Some are expected to cancel their travel plans altogether, either because of lack of finances or out of frustration with what happened, leaving hotels with empty rooms they thought had sold.

An estimated 100,000 Australian booked tickets on flights that will never take off, including the hundreds who got to Hawaii before the Thursday shutdown. Many are proceeding with their intended vacations this week while making alternative arrangements to return home later.

About 50 people who were in Honolulu when the airline shut down Thursday were able to fly Qantas home Friday, including one man, John Moran, who said he felt lucky to get on the flight because he is diabetic and had two shots of insulin left. Others struggled to get back to Australia from Honolulu, Bali and Phuket, Thailand.
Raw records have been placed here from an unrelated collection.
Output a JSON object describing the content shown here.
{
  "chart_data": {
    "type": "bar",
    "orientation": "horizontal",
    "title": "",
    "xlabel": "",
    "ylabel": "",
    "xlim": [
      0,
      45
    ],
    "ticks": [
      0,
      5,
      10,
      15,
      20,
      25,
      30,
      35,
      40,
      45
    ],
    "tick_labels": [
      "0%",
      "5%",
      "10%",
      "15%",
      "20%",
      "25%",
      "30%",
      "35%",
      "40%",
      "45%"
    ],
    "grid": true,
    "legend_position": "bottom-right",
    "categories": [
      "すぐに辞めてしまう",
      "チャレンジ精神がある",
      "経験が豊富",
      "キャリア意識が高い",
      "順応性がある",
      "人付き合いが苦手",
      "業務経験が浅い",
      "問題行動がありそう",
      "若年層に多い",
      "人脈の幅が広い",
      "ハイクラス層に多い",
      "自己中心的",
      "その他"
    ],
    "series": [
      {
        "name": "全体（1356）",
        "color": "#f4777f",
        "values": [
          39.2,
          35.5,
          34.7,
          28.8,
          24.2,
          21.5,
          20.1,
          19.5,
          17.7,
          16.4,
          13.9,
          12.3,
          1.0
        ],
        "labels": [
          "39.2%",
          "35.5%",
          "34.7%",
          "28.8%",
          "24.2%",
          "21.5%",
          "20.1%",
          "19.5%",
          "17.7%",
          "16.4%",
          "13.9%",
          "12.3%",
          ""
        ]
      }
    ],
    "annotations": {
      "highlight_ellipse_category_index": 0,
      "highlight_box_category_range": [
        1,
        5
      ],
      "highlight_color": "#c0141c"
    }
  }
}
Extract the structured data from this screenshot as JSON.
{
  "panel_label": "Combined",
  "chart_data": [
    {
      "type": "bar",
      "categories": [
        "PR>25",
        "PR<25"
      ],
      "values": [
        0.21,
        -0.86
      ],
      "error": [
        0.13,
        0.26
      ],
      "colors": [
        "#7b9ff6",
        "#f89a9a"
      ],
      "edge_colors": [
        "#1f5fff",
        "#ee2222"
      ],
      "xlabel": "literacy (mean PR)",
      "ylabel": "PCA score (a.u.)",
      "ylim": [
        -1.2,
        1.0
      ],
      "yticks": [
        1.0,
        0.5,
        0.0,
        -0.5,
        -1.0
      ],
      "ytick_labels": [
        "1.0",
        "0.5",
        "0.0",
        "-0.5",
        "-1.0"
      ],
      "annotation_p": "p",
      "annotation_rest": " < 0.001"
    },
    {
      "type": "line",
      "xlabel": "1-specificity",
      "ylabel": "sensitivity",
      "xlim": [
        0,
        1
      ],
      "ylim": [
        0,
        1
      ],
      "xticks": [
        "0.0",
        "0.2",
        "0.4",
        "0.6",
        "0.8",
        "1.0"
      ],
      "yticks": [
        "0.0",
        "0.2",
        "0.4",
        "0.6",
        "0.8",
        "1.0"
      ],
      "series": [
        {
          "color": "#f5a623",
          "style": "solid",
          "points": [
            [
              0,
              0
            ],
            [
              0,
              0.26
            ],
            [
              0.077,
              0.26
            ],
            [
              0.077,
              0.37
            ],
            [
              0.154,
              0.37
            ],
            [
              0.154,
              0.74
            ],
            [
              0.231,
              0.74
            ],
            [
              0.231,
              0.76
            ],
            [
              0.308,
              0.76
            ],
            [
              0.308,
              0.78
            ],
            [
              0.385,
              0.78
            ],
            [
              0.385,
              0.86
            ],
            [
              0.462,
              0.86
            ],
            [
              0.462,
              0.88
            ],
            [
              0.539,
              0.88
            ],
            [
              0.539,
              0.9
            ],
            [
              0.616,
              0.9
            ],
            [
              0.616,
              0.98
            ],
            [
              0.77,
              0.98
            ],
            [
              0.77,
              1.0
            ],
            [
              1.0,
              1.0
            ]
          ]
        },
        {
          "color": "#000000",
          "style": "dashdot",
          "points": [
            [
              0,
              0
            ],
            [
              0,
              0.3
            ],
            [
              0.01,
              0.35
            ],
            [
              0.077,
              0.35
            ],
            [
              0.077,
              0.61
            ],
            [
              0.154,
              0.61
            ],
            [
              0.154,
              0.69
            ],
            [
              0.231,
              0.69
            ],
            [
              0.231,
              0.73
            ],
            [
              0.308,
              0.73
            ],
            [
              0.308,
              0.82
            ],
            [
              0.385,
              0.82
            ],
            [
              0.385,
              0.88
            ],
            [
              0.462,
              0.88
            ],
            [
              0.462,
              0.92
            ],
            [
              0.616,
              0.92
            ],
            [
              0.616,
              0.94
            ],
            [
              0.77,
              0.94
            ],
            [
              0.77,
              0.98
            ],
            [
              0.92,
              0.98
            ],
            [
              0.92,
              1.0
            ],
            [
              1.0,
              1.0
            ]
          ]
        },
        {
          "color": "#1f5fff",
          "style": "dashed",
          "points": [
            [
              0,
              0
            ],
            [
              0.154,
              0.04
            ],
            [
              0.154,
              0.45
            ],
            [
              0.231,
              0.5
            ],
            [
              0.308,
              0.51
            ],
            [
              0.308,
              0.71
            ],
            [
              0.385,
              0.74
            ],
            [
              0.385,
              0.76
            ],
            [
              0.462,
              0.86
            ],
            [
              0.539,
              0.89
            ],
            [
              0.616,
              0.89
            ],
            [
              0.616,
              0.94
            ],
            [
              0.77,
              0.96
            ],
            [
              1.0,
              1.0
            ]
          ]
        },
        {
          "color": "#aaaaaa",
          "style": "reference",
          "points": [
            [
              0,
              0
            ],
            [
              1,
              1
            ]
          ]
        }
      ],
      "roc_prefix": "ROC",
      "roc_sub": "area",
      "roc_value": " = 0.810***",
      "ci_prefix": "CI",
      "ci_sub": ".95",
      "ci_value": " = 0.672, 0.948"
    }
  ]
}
A Jetstar relief flight from Phuket flew back to Darwin over the weekend.

Some travelers paid thousands of dollars extra for their return travel, in part because other airlines' flights go to other cities in Australia, forcing them to make additional arrangements to get back to Melbourne and Brisbane, the cities from which Air Australia flew. The Melbourne Herald Sun reported that another passenger on the Qantas flight, Sandra Russell, had to fly from Sydney to Brisbane.

Several passengers complained that they had bought travel insurance, only to find that it didn't cover this kind of problem. Reader comments on Australia news sites revealed intense anger at Australian insurance companies, which had already come under fire for their behavior in the wake of the Queensland floods.

The Air Australia Web site has an FAQ page which describes the situation bluntly. "In the short term, the fleet will be grounded," it says. "It also appears highly unlikely there will be any flights in the short to medium term."

In response to the question, "I have a booking - what happens now?" it says, "The flight will not take place. You should make alternate arrangements." The site tells people who paid for tickets, "You may become a creditor of Air Australia."

Some consumers will be able to get their credit card companies to take charges off their bills for service never provided, while the coupon Web site Scoopon said it expected to issue up to $1 million in refunds.

One man said his daughters, aged nine and 11, were able to fly unaccompanied on Air Australia, but other airlines were refusing to accept them as passengers because they were too young, The Age newspaper of Melbourne reported.

Australian regulators investigated Air Australia finances last month but let it continue to fly because they could not substantiate any safety risk from the company's shaky finances, the Sydney Morning Herald reported.

Now the company will be investigated by the Australian Securities & Investments Commission, to see if it illegally traded while insolvent.